Fui demitida aos 55 anos. Como despedida, dei rosas a todos os colegas e deixei para meu chefe uma pasta com os resultados da auditoria secreta que eu vinha fazendo.
A voz de seu Roberto soava com aquela falsa doçura paternal que ele usava sempre que queria passar a perna em alguém.
Reclinou-se na poltrona de couro, juntou as mãos sobre a barriga e completou:
-A empresa precisa de uma nova energia, um olhar mais jovem. Você entende, não é?
Olhei para ele: o rosto bem cuidado, a gravata cara que eu mesma o ajudara a escolher para a última festa de fim de ano da empresa.
Entender? Claro que entendia. Os investidores já falavam em auditoria independente, e ele precisava se livrar da única pessoa que sabia de tudo: eu.
-Entendo -respondi calma-. A nova energia é a Camila da recepção? Aquela que confunde débito com crédito, mas tem vinte e dois anos e dá risada de todas as suas piadas?
Ele fez uma careta.
-Não é a idade, Helena. É que… o seu jeito é um pouco ultrapassado. Precisamos de um avanço, de um “salto”.
Esse “salto” ele repetia fazia meses. Eu havia construído aquela empresa com ele desde a primeira sala apertada e mofada. Agora que tudo brilhava, eu já não combinava com o cenário.
-Tudo bem -me levantei, gelada por dentro-. Quando devo esvaziar minha mesa?
Ele esperava lágrimas, súplicas, drama. O que encontrou foi tranquilidade.
-Hoje mesmo, se quiser. O RH já está preparando os papéis. A indenização vai estar toda certa.
Na porta, voltei-me para ele:
-Sabe de uma coisa, Roberto? Você tem razão. A empresa precisa mesmo de um salto. E eu vou providenciar isso.
Ele apenas sorriu, sem entender.
No salão, o clima era pesado. Os colegas desviavam o olhar. Minha caixa de papelão já estava ali, pronta. Fui guardando minhas coisas: a caneca favorita, as fotos dos filhos, revistas de gestão. No fundo, coloquei um ramalhete de girassóis que meu filho universitário havia me dado no dia anterior.
Então, tirei o que tinha preparado: doze rosas vermelhas -uma para cada colega- e uma pasta preta de elástico.
Passei pelas mesas entregando flores. Agradeci com voz baixa. Alguns me abraçaram, outros choraram. Foi como me despedir de uma família.
Só a pasta restou. Entrei no gabinete dele sem bater e deixei em cima da mesa.
-O que é isso? -ele perguntou.
-Meu presente de despedida. Aí dentro estão todos os seus “saltos” dos últimos dois anos. Com datas, notas e transferências. Vai achar… interessante.
Saí sem olhar para trás.
Às onze da noite o telefone tocou. Era ele.
-Helena… eu vi a pasta… você sabe o que isso significa?
-Sei muito bem. Não são suspeitas, são provas. Assinaturas, contratos, extratos bancários.

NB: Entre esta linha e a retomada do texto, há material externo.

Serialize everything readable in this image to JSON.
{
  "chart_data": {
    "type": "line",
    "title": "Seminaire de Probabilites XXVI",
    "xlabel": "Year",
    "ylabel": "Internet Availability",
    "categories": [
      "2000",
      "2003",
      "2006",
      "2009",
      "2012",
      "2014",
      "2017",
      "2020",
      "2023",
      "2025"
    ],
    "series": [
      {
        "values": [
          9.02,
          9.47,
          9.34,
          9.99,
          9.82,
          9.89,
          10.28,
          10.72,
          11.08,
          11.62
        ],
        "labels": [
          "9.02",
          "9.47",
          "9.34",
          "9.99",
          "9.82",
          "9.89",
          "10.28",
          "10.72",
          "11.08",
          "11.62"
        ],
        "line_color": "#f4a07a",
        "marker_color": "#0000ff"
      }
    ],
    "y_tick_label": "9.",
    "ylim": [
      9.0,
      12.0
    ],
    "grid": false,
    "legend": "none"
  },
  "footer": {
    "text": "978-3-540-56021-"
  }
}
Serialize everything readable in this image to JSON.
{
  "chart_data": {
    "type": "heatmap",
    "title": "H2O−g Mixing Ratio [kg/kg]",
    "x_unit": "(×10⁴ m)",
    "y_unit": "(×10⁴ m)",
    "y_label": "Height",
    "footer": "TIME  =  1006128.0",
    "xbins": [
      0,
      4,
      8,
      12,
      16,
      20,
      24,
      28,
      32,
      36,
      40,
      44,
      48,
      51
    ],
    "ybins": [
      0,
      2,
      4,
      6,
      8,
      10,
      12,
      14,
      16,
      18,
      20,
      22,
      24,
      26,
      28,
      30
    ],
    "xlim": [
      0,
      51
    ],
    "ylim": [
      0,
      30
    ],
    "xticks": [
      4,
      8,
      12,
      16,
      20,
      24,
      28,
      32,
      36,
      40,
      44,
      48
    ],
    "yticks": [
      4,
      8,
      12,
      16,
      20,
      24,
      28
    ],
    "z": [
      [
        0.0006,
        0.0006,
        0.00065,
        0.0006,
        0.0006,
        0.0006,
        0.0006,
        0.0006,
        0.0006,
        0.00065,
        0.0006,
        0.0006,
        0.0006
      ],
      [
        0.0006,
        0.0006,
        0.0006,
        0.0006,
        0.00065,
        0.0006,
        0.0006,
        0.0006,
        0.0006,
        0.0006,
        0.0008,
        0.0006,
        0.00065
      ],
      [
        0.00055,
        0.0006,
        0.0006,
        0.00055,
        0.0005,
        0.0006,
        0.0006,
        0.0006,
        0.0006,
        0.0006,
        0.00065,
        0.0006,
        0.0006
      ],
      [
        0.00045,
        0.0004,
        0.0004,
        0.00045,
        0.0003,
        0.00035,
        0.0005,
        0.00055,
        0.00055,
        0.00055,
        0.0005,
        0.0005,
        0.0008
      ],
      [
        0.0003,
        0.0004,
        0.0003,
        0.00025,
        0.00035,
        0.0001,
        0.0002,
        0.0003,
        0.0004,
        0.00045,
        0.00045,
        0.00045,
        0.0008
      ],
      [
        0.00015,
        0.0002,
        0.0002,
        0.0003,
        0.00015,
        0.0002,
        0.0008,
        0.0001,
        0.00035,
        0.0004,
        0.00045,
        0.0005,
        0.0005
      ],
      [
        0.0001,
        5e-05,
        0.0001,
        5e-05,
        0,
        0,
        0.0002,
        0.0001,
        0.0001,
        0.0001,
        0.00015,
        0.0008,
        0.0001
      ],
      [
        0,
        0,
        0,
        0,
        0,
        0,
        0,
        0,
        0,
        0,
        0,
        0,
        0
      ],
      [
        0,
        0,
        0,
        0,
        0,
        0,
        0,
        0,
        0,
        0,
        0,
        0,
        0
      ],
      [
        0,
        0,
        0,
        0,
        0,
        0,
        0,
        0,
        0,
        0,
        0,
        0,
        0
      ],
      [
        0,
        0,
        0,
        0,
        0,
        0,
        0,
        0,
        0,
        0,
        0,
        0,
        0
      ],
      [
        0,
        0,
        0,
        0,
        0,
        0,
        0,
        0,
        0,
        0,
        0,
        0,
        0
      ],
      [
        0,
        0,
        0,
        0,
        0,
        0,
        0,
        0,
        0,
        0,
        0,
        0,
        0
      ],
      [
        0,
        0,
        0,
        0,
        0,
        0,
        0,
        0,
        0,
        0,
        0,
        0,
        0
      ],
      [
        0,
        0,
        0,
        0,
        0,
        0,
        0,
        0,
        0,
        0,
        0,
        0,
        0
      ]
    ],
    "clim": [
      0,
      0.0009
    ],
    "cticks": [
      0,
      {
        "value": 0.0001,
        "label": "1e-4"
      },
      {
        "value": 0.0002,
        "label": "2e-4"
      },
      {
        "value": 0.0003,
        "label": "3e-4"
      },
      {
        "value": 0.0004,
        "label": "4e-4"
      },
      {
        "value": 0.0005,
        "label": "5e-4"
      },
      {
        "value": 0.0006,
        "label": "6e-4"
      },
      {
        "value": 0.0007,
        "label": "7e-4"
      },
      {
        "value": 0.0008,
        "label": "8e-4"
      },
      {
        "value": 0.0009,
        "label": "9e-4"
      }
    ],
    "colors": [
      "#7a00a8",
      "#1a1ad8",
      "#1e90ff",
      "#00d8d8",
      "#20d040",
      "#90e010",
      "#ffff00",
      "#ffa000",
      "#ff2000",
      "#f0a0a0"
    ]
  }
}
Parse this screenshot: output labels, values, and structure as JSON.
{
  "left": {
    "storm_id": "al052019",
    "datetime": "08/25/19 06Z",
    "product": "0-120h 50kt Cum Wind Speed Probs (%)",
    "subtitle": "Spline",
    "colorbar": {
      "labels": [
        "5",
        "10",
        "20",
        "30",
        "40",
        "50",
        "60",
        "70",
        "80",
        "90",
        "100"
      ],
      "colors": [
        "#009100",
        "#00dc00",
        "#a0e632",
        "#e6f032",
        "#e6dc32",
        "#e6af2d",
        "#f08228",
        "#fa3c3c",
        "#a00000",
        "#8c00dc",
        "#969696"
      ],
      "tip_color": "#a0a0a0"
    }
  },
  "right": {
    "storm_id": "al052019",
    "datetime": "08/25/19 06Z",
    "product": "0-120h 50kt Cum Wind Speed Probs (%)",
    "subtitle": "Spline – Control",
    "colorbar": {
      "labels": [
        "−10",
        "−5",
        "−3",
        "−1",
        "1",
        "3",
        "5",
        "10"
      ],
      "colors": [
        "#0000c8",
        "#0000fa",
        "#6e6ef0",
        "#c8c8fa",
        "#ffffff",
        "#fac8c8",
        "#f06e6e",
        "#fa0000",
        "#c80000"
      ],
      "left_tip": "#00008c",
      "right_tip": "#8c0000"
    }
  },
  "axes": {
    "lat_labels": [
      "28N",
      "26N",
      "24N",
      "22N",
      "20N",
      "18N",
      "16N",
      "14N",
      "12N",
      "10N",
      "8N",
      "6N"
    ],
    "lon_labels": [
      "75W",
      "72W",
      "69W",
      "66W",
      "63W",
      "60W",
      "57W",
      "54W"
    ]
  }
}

-Se isso vier a público, a empresa vai acabar…
-A empresa? Ou você?
Ofereceu-me o cargo de volta, até uma promoção. Ri:
-Não, Roberto. Não há volta.
Na manhã seguinte, quem me ligou foi André, o rapaz da TI.
-Helena, ele entrou no servidor de madrugada para apagar coisas. Mas eu fiz cópias espelho. Está tudo salvo. Inclusive e-mails de propina, transferências para contas no exterior…
Quase sentei no chão. Era o xeque-mate.
No mesmo dia, Camila, a tal “nova energia”, apareceu em minha casa com uma das rosas, já murcha, embrulhada num guardanapo. Estava chorando:
-Me perdoe, Helena. Eu não sabia… Hoje ele quis que eu assinasse um relatório falso para os investidores. Eu fiquei com medo…
Servi café, abracei a menina e pensei: até dentro da fachada dele já havia rachaduras.
Dois dias depois, seu Roberto apresentou carta de demissão “por motivos pessoais”. Os investidores não engoliram a desculpa. Uma semana depois, me chamaram:
-Helena, queremos você como diretora.
Voltei para a empresa. Nas mesas, as rosas que eu havia dado ainda estavam ali, secas. Os colegas bateram palmas. Levantei a mão:
-Chega de cerimônia. Temos trabalho. O futuro começa agora.
E foi nesse momento que entendi: me demitiram por ter 55 anos. Mas foi exatamente a minha idade que me deu a força, a paciência e a experiência para resistir, lutar e vencer.
A juventude estava ao meu lado. E agora aprendia comigo que até uma derrota pode se transformar numa vitória.